Recently posted at XOOPS.org was a how-to for optimizing XOOPS on your server.

Optimizing Xoops, its modules and your server - Sometimes, people are telling that Xoops is rather slow and it can be true but there are ways to improve things.

Instant Zero is in charge to maintain some websites using Xoops, so we decided to share with you our knowledge in this domain and we hope that you will find it useful.

In this article, and in 5 points, you are going to see what you can do for your site.

The tips given discuss how to make tweaks to your server, XOOPS, the database, files used, and the CSS to help optimize your XOOPS site. As usual, some of these same techniques can be applied to more than just one content management system.

Honestly, I'm not trying to put so much focus on Drupal when you consider CMSReport.com is a site that is supposed to put focus on at least 29 other content mangement systems.  It's just that there is so much coming out from the Drupal community that it is hard to ignore.  The latest is Victor Kane's experience with setting up a virtual private server (VPS) for the Drupal CMS.

Well, after realizing the limitations of shared hosting for Drupal development, I decided to go with the big boys and use a dedicated server or VPS solution, at least for development. So I can make a multisite install for the docs and I can make subdomains for each development site.

So after perusing various options, I decided for linode. After checking out the various plans, I decided on the Linode 300, and got 50% more disk space by paying for a year.

The good news for non-Drupal users, is that the VPS how-to can easily be applied to other CMS applications.  Check out the complete story.

Yesterday, I upgraded the PHP version on my server from 5.2.4 to 5.2.5. PHP 5.2.5 brings improved "stability of the PHP 5.2.x branch with over 60 bug fixes, several of which are security related". I also reintroduced eAccelerator back onto the server. I stopped using eAccelerator last spring, not so much because I had any real issues with it, but because I spent the summer months hosting my sites on the cheap.
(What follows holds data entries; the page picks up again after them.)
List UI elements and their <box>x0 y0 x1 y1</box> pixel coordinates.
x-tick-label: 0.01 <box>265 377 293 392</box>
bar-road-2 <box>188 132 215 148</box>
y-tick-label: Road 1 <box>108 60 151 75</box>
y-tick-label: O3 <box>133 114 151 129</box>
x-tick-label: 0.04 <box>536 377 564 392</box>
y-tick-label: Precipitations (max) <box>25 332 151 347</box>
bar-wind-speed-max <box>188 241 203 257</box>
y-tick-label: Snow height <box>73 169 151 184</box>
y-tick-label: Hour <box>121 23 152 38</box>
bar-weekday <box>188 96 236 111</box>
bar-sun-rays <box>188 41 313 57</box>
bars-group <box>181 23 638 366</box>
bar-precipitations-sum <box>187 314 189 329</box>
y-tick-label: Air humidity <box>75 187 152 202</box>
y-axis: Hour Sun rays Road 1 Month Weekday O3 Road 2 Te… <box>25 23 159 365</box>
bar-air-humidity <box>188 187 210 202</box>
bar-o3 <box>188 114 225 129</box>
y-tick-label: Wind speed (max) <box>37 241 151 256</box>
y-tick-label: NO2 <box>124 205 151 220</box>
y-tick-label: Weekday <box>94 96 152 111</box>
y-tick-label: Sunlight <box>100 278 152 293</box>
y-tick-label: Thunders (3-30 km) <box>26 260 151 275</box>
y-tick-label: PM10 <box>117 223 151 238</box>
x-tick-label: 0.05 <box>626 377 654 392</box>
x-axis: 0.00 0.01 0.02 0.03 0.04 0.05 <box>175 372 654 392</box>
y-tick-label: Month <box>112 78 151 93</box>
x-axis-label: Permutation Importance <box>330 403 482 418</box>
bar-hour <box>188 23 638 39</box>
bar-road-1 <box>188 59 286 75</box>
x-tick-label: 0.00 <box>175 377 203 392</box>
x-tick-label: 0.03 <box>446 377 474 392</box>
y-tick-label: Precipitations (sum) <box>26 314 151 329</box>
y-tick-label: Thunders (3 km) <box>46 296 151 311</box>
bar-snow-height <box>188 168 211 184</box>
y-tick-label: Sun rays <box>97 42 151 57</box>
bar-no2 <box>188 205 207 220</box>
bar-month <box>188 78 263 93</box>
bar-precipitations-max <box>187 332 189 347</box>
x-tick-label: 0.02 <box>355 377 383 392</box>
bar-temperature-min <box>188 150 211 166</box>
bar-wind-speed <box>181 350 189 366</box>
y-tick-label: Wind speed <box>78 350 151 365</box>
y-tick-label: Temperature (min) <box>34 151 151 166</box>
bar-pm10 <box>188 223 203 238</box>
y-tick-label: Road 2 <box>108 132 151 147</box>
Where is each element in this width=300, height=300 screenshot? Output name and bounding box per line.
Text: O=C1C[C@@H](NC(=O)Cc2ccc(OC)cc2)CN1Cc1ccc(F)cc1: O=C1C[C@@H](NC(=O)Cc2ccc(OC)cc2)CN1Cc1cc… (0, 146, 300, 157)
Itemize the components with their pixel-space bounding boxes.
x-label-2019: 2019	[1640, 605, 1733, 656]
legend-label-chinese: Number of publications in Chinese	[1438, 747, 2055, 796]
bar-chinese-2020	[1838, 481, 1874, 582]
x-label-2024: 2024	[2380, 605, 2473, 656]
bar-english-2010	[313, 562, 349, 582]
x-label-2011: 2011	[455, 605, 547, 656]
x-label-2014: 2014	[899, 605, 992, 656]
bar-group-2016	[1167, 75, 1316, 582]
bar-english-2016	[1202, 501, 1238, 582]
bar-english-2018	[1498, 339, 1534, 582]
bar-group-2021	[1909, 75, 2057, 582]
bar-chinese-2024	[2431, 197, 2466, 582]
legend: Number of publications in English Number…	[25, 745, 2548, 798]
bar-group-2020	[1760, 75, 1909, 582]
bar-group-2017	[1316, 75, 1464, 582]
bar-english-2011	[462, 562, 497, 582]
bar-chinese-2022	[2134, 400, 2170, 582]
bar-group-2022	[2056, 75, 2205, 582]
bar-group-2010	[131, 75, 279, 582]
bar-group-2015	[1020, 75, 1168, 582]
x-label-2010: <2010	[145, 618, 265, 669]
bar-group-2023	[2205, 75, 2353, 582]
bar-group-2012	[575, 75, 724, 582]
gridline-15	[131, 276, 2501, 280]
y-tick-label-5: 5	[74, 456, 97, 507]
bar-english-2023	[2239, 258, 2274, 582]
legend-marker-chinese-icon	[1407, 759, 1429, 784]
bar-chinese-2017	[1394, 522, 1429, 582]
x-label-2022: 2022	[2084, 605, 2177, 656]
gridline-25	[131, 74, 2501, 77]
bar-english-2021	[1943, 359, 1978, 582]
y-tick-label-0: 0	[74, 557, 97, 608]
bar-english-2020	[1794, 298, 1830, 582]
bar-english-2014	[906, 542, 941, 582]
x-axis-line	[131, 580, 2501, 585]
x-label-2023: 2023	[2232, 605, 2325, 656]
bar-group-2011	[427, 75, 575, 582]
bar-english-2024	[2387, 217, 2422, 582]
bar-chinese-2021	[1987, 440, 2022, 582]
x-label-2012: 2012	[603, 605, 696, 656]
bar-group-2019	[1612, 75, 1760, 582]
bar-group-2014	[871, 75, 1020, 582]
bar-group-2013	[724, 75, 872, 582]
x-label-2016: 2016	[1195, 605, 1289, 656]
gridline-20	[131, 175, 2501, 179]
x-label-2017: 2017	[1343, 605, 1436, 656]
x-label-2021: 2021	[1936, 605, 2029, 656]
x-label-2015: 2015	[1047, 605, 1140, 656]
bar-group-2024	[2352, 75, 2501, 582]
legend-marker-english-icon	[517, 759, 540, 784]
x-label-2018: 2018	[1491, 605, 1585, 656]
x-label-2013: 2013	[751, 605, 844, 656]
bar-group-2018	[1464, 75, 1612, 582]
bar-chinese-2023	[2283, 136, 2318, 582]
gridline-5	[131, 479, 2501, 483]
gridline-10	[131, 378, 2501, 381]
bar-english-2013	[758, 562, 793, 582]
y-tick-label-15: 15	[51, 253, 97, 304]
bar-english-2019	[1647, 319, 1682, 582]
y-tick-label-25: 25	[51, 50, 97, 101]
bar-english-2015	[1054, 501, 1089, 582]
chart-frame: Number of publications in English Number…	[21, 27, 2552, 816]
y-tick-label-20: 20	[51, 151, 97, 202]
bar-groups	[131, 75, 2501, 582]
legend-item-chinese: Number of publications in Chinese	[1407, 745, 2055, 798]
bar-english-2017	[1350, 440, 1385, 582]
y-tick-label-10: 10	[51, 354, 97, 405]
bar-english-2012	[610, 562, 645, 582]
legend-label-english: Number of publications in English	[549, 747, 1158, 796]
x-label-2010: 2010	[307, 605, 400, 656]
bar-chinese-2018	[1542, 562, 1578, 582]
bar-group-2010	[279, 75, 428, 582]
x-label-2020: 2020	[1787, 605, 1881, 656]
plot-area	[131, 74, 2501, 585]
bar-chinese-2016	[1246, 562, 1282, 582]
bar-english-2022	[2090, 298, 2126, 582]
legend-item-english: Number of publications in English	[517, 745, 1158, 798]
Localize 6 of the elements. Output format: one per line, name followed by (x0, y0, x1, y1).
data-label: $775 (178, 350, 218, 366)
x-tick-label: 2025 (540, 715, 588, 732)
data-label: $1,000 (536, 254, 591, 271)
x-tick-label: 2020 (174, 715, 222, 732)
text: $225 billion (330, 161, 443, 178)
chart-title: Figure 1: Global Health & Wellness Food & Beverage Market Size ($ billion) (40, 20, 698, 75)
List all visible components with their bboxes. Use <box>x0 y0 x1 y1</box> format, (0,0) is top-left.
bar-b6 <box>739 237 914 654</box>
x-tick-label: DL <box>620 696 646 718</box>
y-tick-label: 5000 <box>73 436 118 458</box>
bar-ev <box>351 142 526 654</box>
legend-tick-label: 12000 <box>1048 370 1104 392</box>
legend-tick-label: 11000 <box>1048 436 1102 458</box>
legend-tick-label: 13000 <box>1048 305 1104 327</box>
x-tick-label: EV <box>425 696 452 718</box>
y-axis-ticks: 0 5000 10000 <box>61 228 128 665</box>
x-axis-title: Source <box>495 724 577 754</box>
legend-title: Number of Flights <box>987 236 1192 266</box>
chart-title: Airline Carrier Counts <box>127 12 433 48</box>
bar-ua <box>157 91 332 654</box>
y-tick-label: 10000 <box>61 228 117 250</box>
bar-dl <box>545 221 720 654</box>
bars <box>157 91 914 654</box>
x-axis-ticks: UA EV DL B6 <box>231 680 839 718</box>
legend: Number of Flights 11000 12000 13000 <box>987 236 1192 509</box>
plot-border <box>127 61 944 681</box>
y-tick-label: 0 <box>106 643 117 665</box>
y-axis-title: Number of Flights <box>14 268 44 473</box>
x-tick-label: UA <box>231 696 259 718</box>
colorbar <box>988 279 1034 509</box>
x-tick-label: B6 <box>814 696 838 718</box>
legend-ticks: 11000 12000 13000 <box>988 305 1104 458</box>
This time, when I compiled the new version of PHP 5.2 onto my server, I also made the decision to not load the latest version of PHP 4. Although most of the Web applications I run on the server are PHP 5 compatible, I've always made sure I also had access to a version of PHP 4. The time has finally come though where I really don't have a need or desire to host a content management system that is only PHP 4 compatible.

A nice reminder from Donncha...

Daylight Saving Time (DST) kicked in this morning in Ireland, the UK and many other parts of the world when the clocks went back 1 hour. The US is next week from what I remember. If your server is using UTC time, check Options->General, the “Times in the weblog should differ by” textbox in your blog and adjust accordingly!

Complete Story

Last weekend, both Linux Today and Linux.com provided links and excerpts to an article I posted here at CMS Report.  You can see some of the stats on my newly quantified site at quantcast.com.  While those managing large sites shouldn't be too impressed with those numbers, I'm personally pleased with the current level of traffic this little 'ol site of mine is seeing.  I'm not only "Wowed" with the number of people visiting my site to read the posts, but I'm also grateful for the opportunity to learn from those of you that leave some quality comments for all to consider.

More importantly, this past weekend's traffic bump was the first real test I had for CMSReport.com since it's been hosted on the new VPS.  I've done very little tweaking of the VPS, so I'm looking forward to seeing how much I'll be able to improve the server's performance once I find some free time.  Either way, it is very doubtful that CMSReport.com would have stayed up under the previous shared hosting plan.  The VPS gives me a lot of room for growth...oh yea!